When they had almost had their fill, Bradley signalled the dogs in. And what a lapping and a slurping there was, till Hunger took the pot off and rolled it along the ground, working it with his snout.

“And now, the hand-warmer,” the Old Woman said, her hand raised in mock seriousness.

Bradley brought it out of his pocket. “I was going to—”

“Aye, I'll bet you were,” she smiled. “A good day, Bradley Prince. One of the good ones.”

“Yes, and it's not over yet,” Bradley said. “There's still time for a story.”

“Oh, a story—Lord save us, another story,” she said.

“Yes, and
we
choose this time—Victor, Floris and me.”

“So, what's your story to be about then?”

“The dogs,” said Floris. “Tell us about the dogs again!”

The Old Woman pulled an old box beneath her and rested her elbows on her thighs. She had worked her miracle again and when she craned forward, she could sweep her head between each of the children, her face sometimes in darkness, but for the amber spark of her eyes, and at others lit red by the burning brazier.

The story was for Floris first, so it was to the twin-headed body of Floris and Victor that she began to speak.

*   *   *

“Far from here, across the Forbidden Territories, beyond the Invisible City, there is a road that travels north. It passes between fields that are green with potatoes, with turnip heads and carrots; fields that have plump cattle and sheep nibbling on their juicy grass. Once these fields were for everyone—for the villages that are nearby and for the cities too. Now, as you know, very little passes the Invisible City, the city you must never see.

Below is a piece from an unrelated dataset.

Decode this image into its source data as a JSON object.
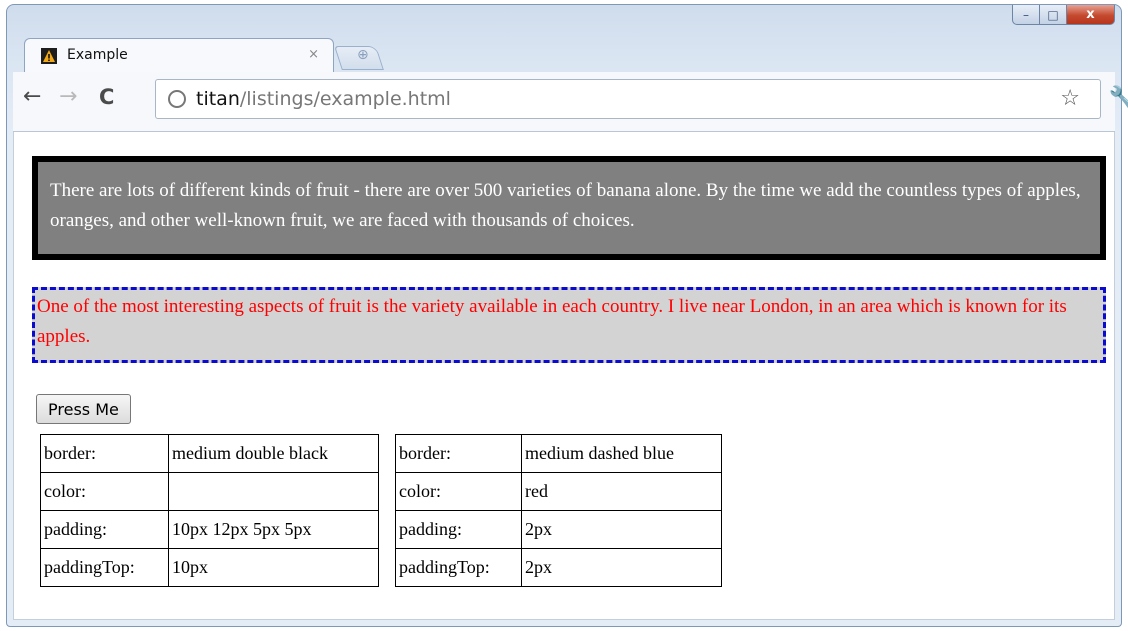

“The road travels north, till the farmland runs out and the road becomes a dirt track, dusty in the summer, muddy and impassable in winter. It goes on like this for mile upon mile, while tall firs thicken around it, and if you're lucky, a deer may cross before your eyes, silently, in a great bounding leap.” And here the Old Woman's hand curved before them. There was no other world now but the one unfolding before them. Victor's eyes glowed with the freedom and the space this story was conjuring in his mind.